Last week's international trade report for April from Statistics Canada showed that overall B.C. exports to the United States have stumbled a bit (down 0.3 per cent for the year to date compared with the same period a year earlier), but are still handily outperforming the rest of the country (Canada's overall U.S. exports were down 3.2 per cent). B.C. provincial statistics show that despite the rough winter, hurt by harsh weather that slowed activity in many key U.S. regions, wood-products exports were up a blistering 20 per cent for the first four months of the year – and this amid declining lumber prices. Machinery and equipment exports were up 19 per cent. Exports to the United States of metallic minerals – another group of basic ingredients for business expansion and construction – were up 24 per cent.
Assuming the U.S. economic momentum gets back on its expected fast track after a difficult first quarter, British Columbia looks very much in line to benefit.
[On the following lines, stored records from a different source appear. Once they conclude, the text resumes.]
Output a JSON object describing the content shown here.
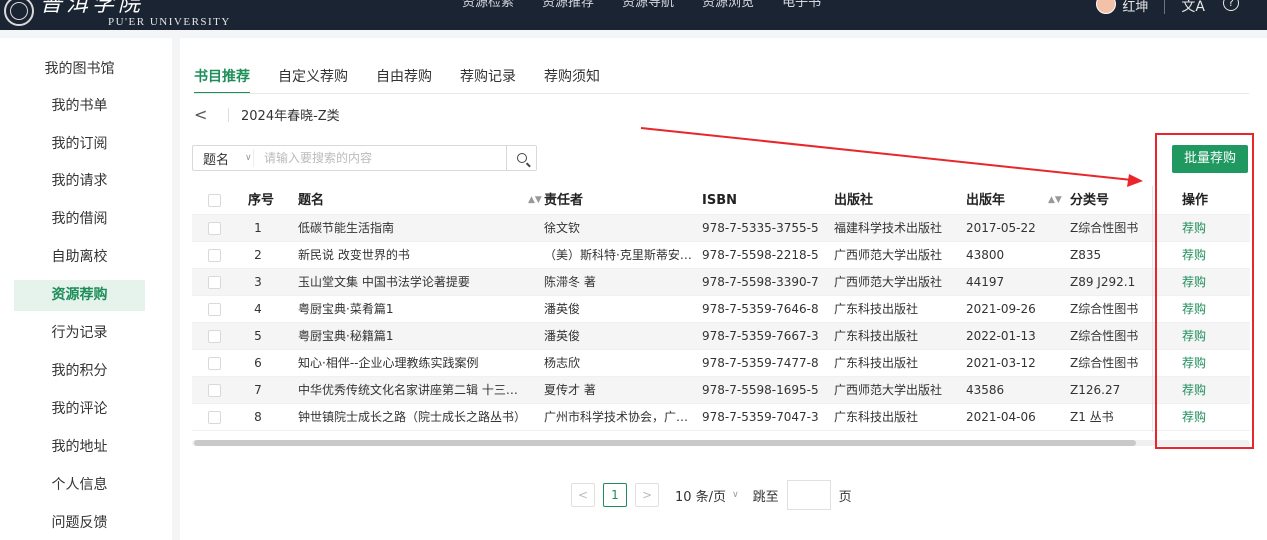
{
  "header": {
    "logo_cn": "普洱学院",
    "logo_en": "PU'ER UNIVERSITY",
    "nav": [
      "资源检索",
      "资源推荐",
      "资源导航",
      "资源浏览",
      "电子书"
    ],
    "username": "红坤",
    "translate_glyph": "文A",
    "help_glyph": "?"
  },
  "sidebar": {
    "items": [
      {
        "label": "我的图书馆",
        "active": false
      },
      {
        "label": "我的书单",
        "active": false
      },
      {
        "label": "我的订阅",
        "active": false
      },
      {
        "label": "我的请求",
        "active": false
      },
      {
        "label": "我的借阅",
        "active": false
      },
      {
        "label": "自助离校",
        "active": false
      },
      {
        "label": "资源荐购",
        "active": true
      },
      {
        "label": "行为记录",
        "active": false
      },
      {
        "label": "我的积分",
        "active": false
      },
      {
        "label": "我的评论",
        "active": false
      },
      {
        "label": "我的地址",
        "active": false
      },
      {
        "label": "个人信息",
        "active": false
      },
      {
        "label": "问题反馈",
        "active": false
      }
    ]
  },
  "main": {
    "tabs": [
      {
        "label": "书目推荐",
        "active": true
      },
      {
        "label": "自定义荐购",
        "active": false
      },
      {
        "label": "自由荐购",
        "active": false
      },
      {
        "label": "荐购记录",
        "active": false
      },
      {
        "label": "荐购须知",
        "active": false
      }
    ],
    "breadcrumb": {
      "back_glyph": "<",
      "title": "2024年春晓-Z类"
    },
    "search": {
      "field": "题名",
      "placeholder": "请输入要搜索的内容"
    },
    "batch_button": "批量荐购",
    "table": {
      "headers": {
        "index": "序号",
        "title": "题名",
        "author": "责任者",
        "isbn": "ISBN",
        "publisher": "出版社",
        "year": "出版年",
        "classno": "分类号",
        "op": "操作"
      },
      "rows": [
        {
          "index": "1",
          "title": "低碳节能生活指南",
          "author": "徐文钦",
          "isbn": "978-7-5335-3755-5",
          "publisher": "福建科学技术出版社",
          "year": "2017-05-22",
          "classno": "Z综合性图书",
          "op": "荐购"
        },
        {
          "index": "2",
          "title": "新民说 改变世界的书",
          "author": "（美）斯科特·克里斯蒂安…",
          "isbn": "978-7-5598-2218-5",
          "publisher": "广西师范大学出版社",
          "year": "43800",
          "classno": "Z835",
          "op": "荐购"
        },
        {
          "index": "3",
          "title": "玉山堂文集 中国书法学论著提要",
          "author": "陈滞冬 著",
          "isbn": "978-7-5598-3390-7",
          "publisher": "广西师范大学出版社",
          "year": "44197",
          "classno": "Z89 J292.1",
          "op": "荐购"
        },
        {
          "index": "4",
          "title": "粤厨宝典·菜肴篇1",
          "author": "潘英俊",
          "isbn": "978-7-5359-7646-8",
          "publisher": "广东科技出版社",
          "year": "2021-09-26",
          "classno": "Z综合性图书",
          "op": "荐购"
        },
        {
          "index": "5",
          "title": "粤厨宝典·秘籍篇1",
          "author": "潘英俊",
          "isbn": "978-7-5359-7667-3",
          "publisher": "广东科技出版社",
          "year": "2022-01-13",
          "classno": "Z综合性图书",
          "op": "荐购"
        },
        {
          "index": "6",
          "title": "知心·相伴--企业心理教练实践案例",
          "author": "杨志欣",
          "isbn": "978-7-5359-7477-8",
          "publisher": "广东科技出版社",
          "year": "2021-03-12",
          "classno": "Z综合性图书",
          "op": "荐购"
        },
        {
          "index": "7",
          "title": "中华优秀传统文化名家讲座第二辑 十三经…",
          "author": "夏传才 著",
          "isbn": "978-7-5598-1695-5",
          "publisher": "广西师范大学出版社",
          "year": "43586",
          "classno": "Z126.27",
          "op": "荐购"
        },
        {
          "index": "8",
          "title": "钟世镇院士成长之路（院士成长之路丛书）",
          "author": "广州市科学技术协会，广…",
          "isbn": "978-7-5359-7047-3",
          "publisher": "广东科技出版社",
          "year": "2021-04-06",
          "classno": "Z1 丛书",
          "op": "荐购"
        }
      ]
    },
    "pagination": {
      "prev_glyph": "<",
      "current": "1",
      "next_glyph": ">",
      "page_size": "10 条/页",
      "jump_label": "跳至",
      "page_unit": "页"
    }
  },
  "colors": {
    "accent": "#1d8e5a",
    "button": "#1f9960",
    "header_bg": "#1a2433",
    "annotation": "#e8262b"
  }
}
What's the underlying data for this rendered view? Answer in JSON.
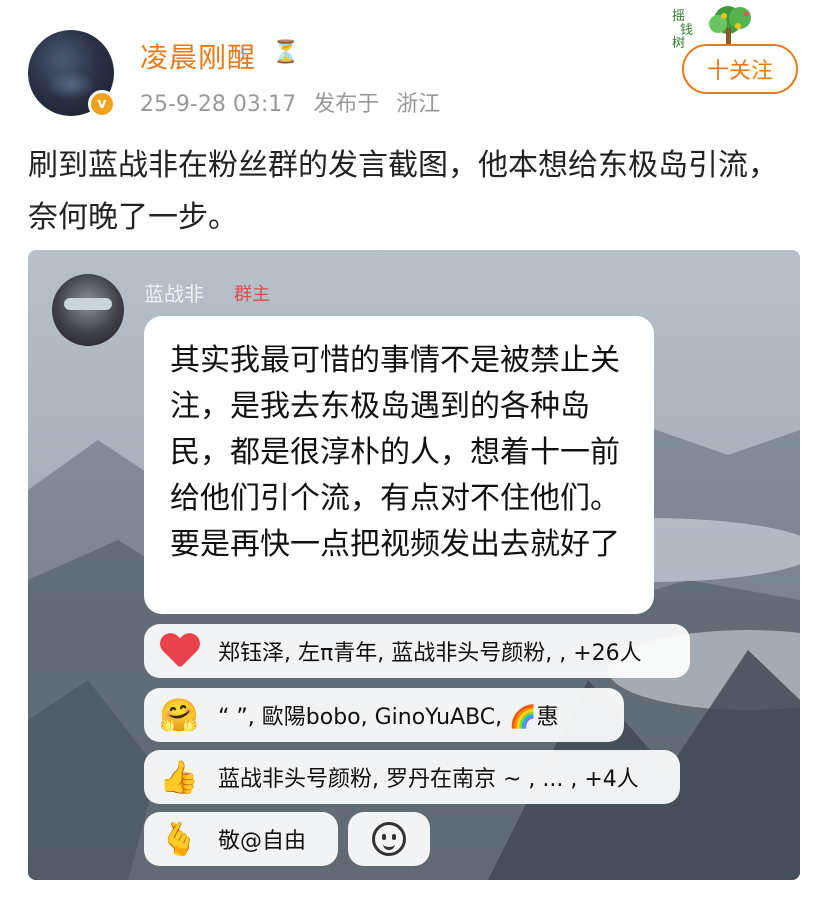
{
  "post": {
    "author": "凌晨刚醒",
    "badge_icon": "hourglass-icon",
    "timestamp": "25-9-28 03:17",
    "published_label": "发布于",
    "location": "浙江",
    "follow_label": "十关注",
    "text": "刷到蓝战非在粉丝群的发言截图，他本想给东极岛引流，奈何晚了一步。"
  },
  "screenshot": {
    "sender_name": "蓝战非",
    "sender_role": "群主",
    "message": "其实我最可惜的事情不是被禁止关注，是我去东极岛遇到的各种岛民，都是很淳朴的人，想着十一前给他们引个流，有点对不住他们。要是再快一点把视频发出去就好了",
    "reactions": [
      {
        "icon": "red-heart-icon",
        "text": "郑钰泽, 左π青年, 蓝战非头号颜粉, , +26人"
      },
      {
        "icon": "hugging-face-icon",
        "text": "“ ”, 歐陽bobo, GinoYuABC, 🌈惠"
      },
      {
        "icon": "thumbs-up-icon",
        "text": "蓝战非头号颜粉, 罗丹在南京 ~ , ... , +4人"
      },
      {
        "icon": "finger-heart-icon",
        "text": "敬@自由"
      }
    ],
    "add_reaction_icon": "smiley-icon"
  },
  "colors": {
    "username": "#e8791b",
    "follow_border": "#e8791b",
    "role_tag": "#e24b4b",
    "heart": "#e8434a"
  }
}
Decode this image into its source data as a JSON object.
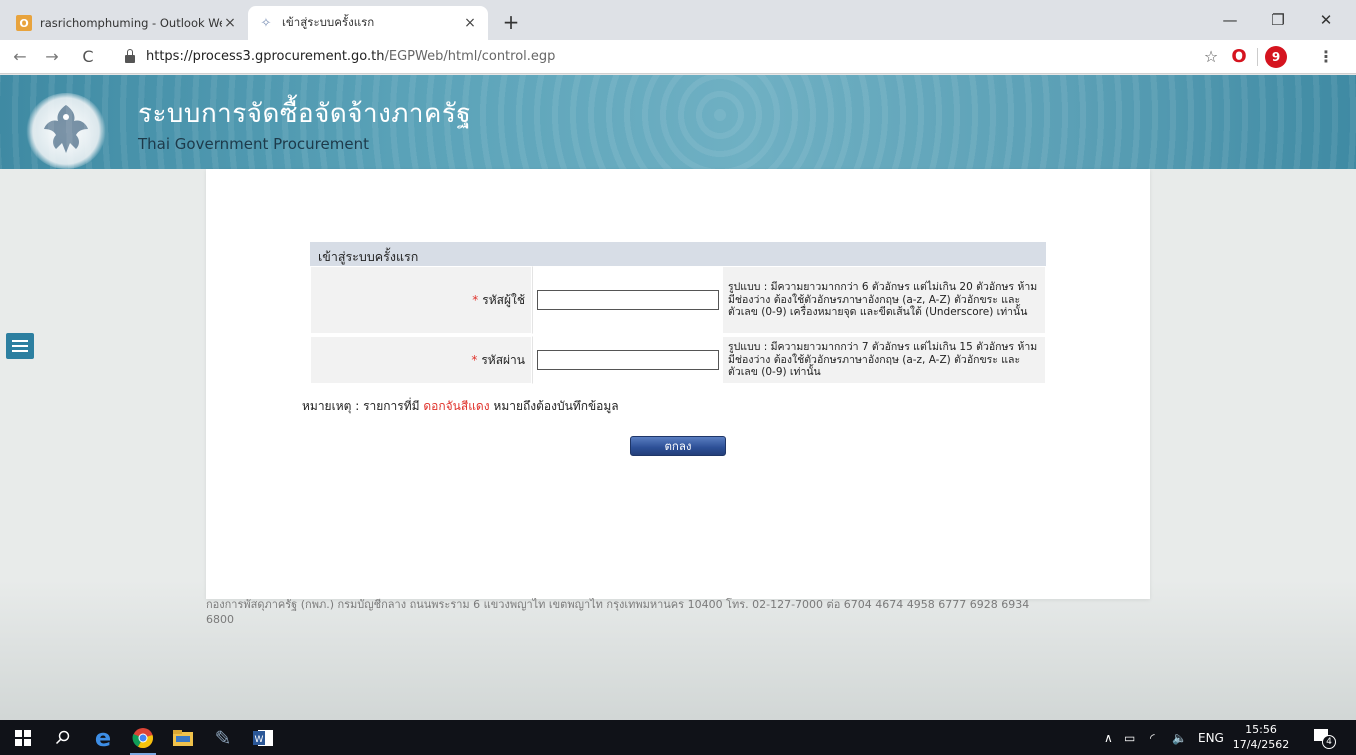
{
  "browser": {
    "tabs": [
      {
        "title": "rasrichomphuming - Outlook We",
        "favicon": "outlook-icon"
      },
      {
        "title": "เข้าสู่ระบบครั้งแรก",
        "favicon": "egp-icon"
      }
    ],
    "url_host": "https://process3.gprocurement.go.th",
    "url_path": "/EGPWeb/html/control.egp",
    "profile_initial": "9"
  },
  "header": {
    "title": "ระบบการจัดซื้อจัดจ้างภาครัฐ",
    "subtitle": "Thai Government Procurement",
    "seal_text": "กรมบัญชีกลาง"
  },
  "form": {
    "heading": "เข้าสู่ระบบครั้งแรก",
    "required_mark": "*",
    "fields": [
      {
        "label": "รหัสผู้ใช้",
        "value": "",
        "hint": "รูปแบบ : มีความยาวมากกว่า 6 ตัวอักษร แต่ไม่เกิน 20 ตัวอักษร ห้ามมีช่องว่าง ต้องใช้ตัวอักษรภาษาอังกฤษ (a-z, A-Z) ตัวอักขระ และตัวเลข (0-9) เครื่องหมายจุด และขีดเส้นใต้ (Underscore) เท่านั้น"
      },
      {
        "label": "รหัสผ่าน",
        "value": "",
        "hint": "รูปแบบ : มีความยาวมากกว่า 7 ตัวอักษร แต่ไม่เกิน 15 ตัวอักษร ห้ามมีช่องว่าง ต้องใช้ตัวอักษรภาษาอังกฤษ (a-z, A-Z) ตัวอักขระ และตัวเลข (0-9) เท่านั้น"
      }
    ],
    "note_prefix": "หมายเหตุ : รายการที่มี ",
    "note_red": "ดอกจันสีแดง",
    "note_suffix": " หมายถึงต้องบันทึกข้อมูล",
    "submit_label": "ตกลง"
  },
  "footer": {
    "text": "กองการพัสดุภาครัฐ (กพภ.) กรมบัญชีกลาง ถนนพระราม 6 แขวงพญาไท เขตพญาไท กรุงเทพมหานคร 10400 โทร. 02-127-7000 ต่อ 6704 4674 4958 6777 6928 6934 6800"
  },
  "taskbar": {
    "language": "ENG",
    "time": "15:56",
    "date": "17/4/2562",
    "notification_count": "4"
  },
  "colors": {
    "banner": "#5aa2b8",
    "required": "#e0332c",
    "button": "#2c4f96"
  }
}
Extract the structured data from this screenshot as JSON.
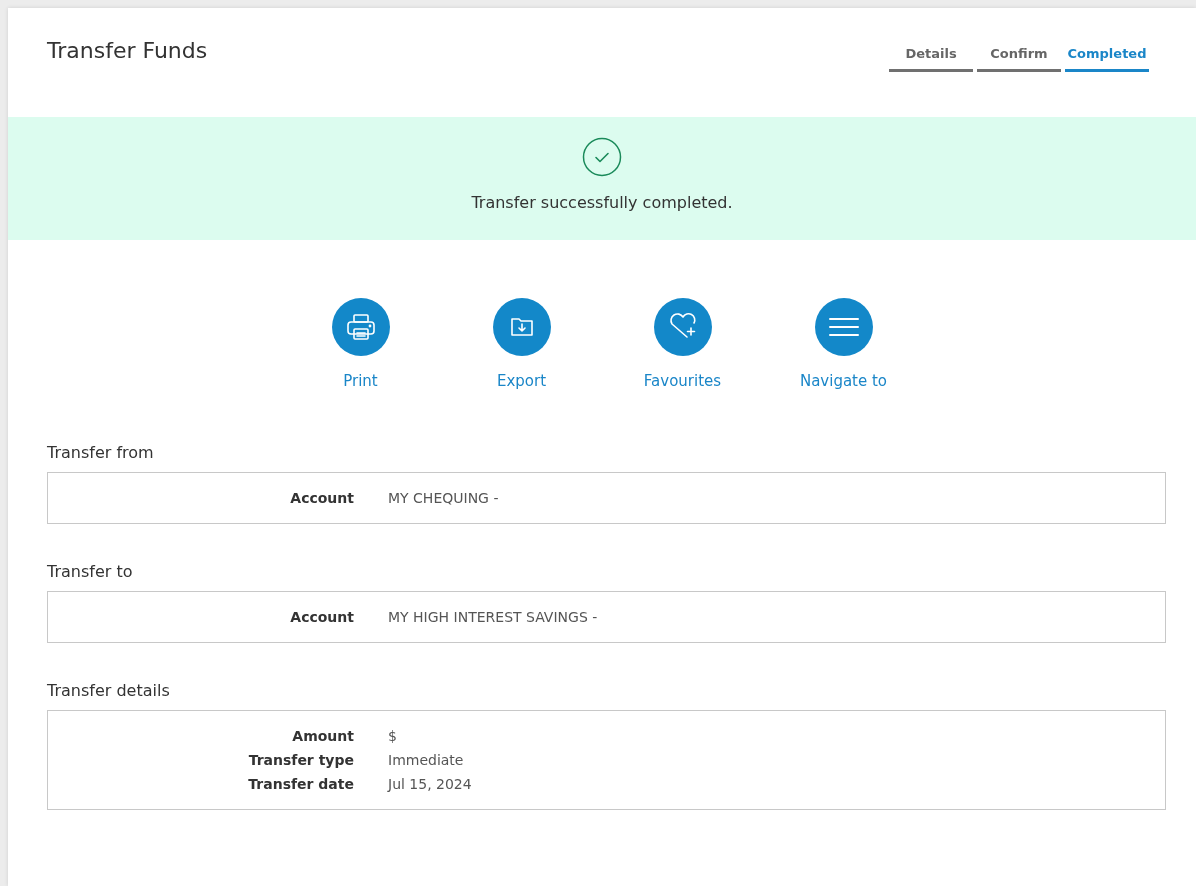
{
  "title": "Transfer Funds",
  "steps": [
    {
      "label": "Details",
      "selected": false
    },
    {
      "label": "Confirm",
      "selected": false
    },
    {
      "label": "Completed",
      "selected": true
    }
  ],
  "banner": {
    "message": "Transfer successfully completed."
  },
  "actions": [
    {
      "kind": "print",
      "label": "Print"
    },
    {
      "kind": "export",
      "label": "Export"
    },
    {
      "kind": "favourite",
      "label": "Favourites"
    },
    {
      "kind": "menu",
      "label": "Navigate to"
    }
  ],
  "sections": [
    {
      "title": "Transfer from",
      "rows": [
        {
          "label": "Account",
          "value": "MY CHEQUING -"
        }
      ]
    },
    {
      "title": "Transfer to",
      "rows": [
        {
          "label": "Account",
          "value": "MY HIGH INTEREST SAVINGS -"
        }
      ]
    },
    {
      "title": "Transfer details",
      "rows": [
        {
          "label": "Amount",
          "value": "$"
        },
        {
          "label": "Transfer type",
          "value": "Immediate"
        },
        {
          "label": "Transfer date",
          "value": "Jul 15, 2024"
        }
      ]
    }
  ]
}
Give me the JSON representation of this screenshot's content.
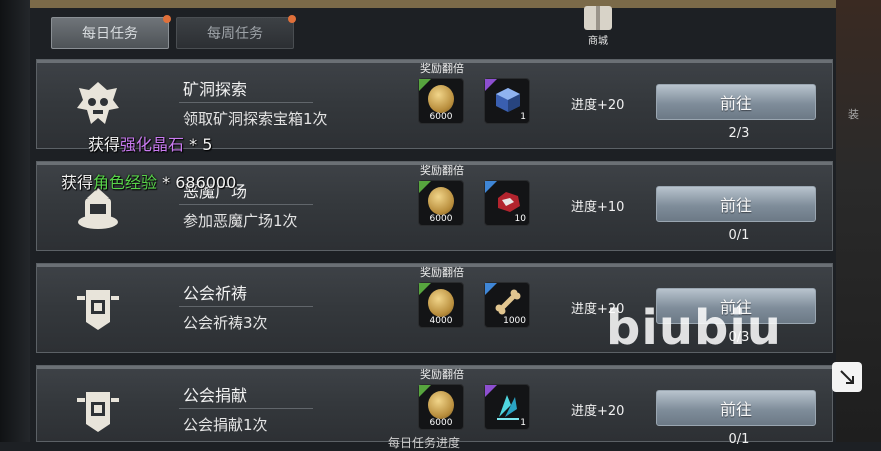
{
  "tabs": [
    {
      "label": "每日任务",
      "active": true
    },
    {
      "label": "每周任务",
      "active": false
    }
  ],
  "shop": {
    "label": "商城"
  },
  "tasks": [
    {
      "title": "矿洞探索",
      "desc": "领取矿洞探索宝箱1次",
      "reward_label": "奖励翻倍",
      "rewards": [
        {
          "icon": "gold-coin-icon",
          "count": "6000",
          "rarity": "green"
        },
        {
          "icon": "crystal-cube-icon",
          "count": "1",
          "rarity": "purple"
        }
      ],
      "progress_add": "进度+20",
      "button": "前往",
      "progress": "2/3"
    },
    {
      "title": "恶魔广场",
      "desc": "参加恶魔广场1次",
      "reward_label": "奖励翻倍",
      "rewards": [
        {
          "icon": "gold-coin-icon",
          "count": "6000",
          "rarity": "green"
        },
        {
          "icon": "red-gem-icon",
          "count": "10",
          "rarity": "blue"
        }
      ],
      "progress_add": "进度+10",
      "button": "前往",
      "progress": "0/1"
    },
    {
      "title": "公会祈祷",
      "desc": "公会祈祷3次",
      "reward_label": "奖励翻倍",
      "rewards": [
        {
          "icon": "gold-coin-icon",
          "count": "4000",
          "rarity": "green"
        },
        {
          "icon": "bone-icon",
          "count": "1000",
          "rarity": "blue"
        }
      ],
      "progress_add": "进度+20",
      "button": "前往",
      "progress": "0/3"
    },
    {
      "title": "公会捐献",
      "desc": "公会捐献1次",
      "reward_label": "奖励翻倍",
      "rewards": [
        {
          "icon": "gold-coin-icon",
          "count": "6000",
          "rarity": "green"
        },
        {
          "icon": "cyan-crystal-icon",
          "count": "1",
          "rarity": "purple"
        }
      ],
      "progress_add": "进度+20",
      "button": "前往",
      "progress": "0/1"
    }
  ],
  "toasts": [
    {
      "prefix": "获得",
      "item": "强化晶石",
      "suffix": " * 5",
      "color": "#c97bf0"
    },
    {
      "prefix": "获得",
      "item": "角色经验",
      "suffix": " * 686000",
      "color": "#58d34a"
    }
  ],
  "footer_text": "每日任务进度",
  "watermark": "biubiu",
  "side_label": "装"
}
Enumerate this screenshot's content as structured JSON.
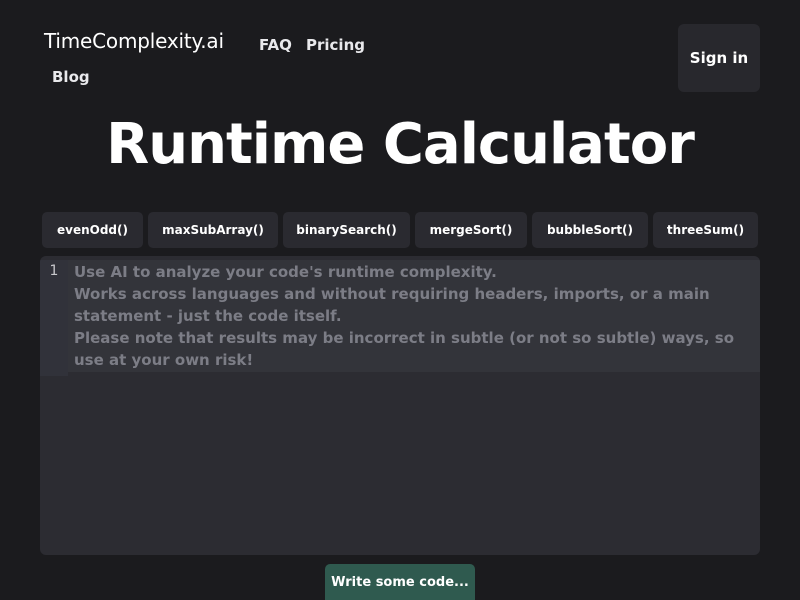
{
  "header": {
    "brand": "TimeComplexity.ai",
    "nav": [
      {
        "label": "FAQ"
      },
      {
        "label": "Pricing"
      },
      {
        "label": "Blog"
      }
    ],
    "sign_in": "Sign in"
  },
  "title": "Runtime Calculator",
  "examples": [
    {
      "label": "evenOdd()"
    },
    {
      "label": "maxSubArray()"
    },
    {
      "label": "binarySearch()"
    },
    {
      "label": "mergeSort()"
    },
    {
      "label": "bubbleSort()"
    },
    {
      "label": "threeSum()"
    }
  ],
  "editor": {
    "line_number": "1",
    "value": "",
    "placeholder": "Use AI to analyze your code's runtime complexity.\nWorks across languages and without requiring headers, imports, or a main statement - just the code itself.\nPlease note that results may be incorrect in subtle (or not so subtle) ways, so use at your own risk!"
  },
  "submit": {
    "label": "Write some code..."
  },
  "colors": {
    "background": "#1b1b1e",
    "button_bg": "#2a2a30",
    "editor_bg": "#2c2c32",
    "placeholder": "#7c7d86",
    "submit_bg": "#2f5a4f"
  }
}
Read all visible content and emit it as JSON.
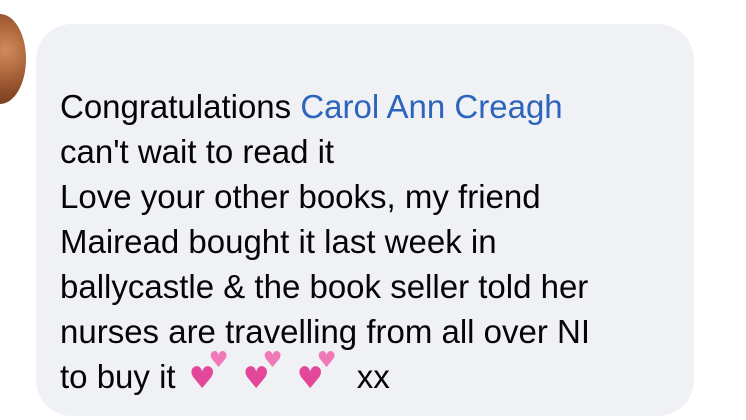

It's a key source for the building blocks in the rebuilding and expansion of U.S. economic capacity. And unlike manufacturers in Central Canada, whose exports are heavily tilted toward the auto sector, B.C.'s key contributions to the rising U.S. demand aren't suffering from a sharp loss in market share to suppliers in other countries.
But another key driver of British Columbia's growth may be more precarious. In RBC's recent provincial forecasts, economist Laura Cooper noted that the province's hot housing market, which is particularly acute in its heavily populated Lower Mainland region (Vancouver and surroundings), remains a big contributor to the province's brisk economic activity. Rising home values, she said, are feeding household wealth – providing rocket fuel for consumer spending. B.C.'s retail sales in the first quarter were up more than 8 per cent from a year earlier; Ms. Cooper noted that car sales hit a record high in the quarter.
That's all fine and good as long as housing values hold up. But there are legitimate concerns that the West Coast real estate market is overheated. If a slowdown or correction is coming, so, too, is a slowdown in consumers' big contribution to B.C.'s growth – even if the export story remains bullish.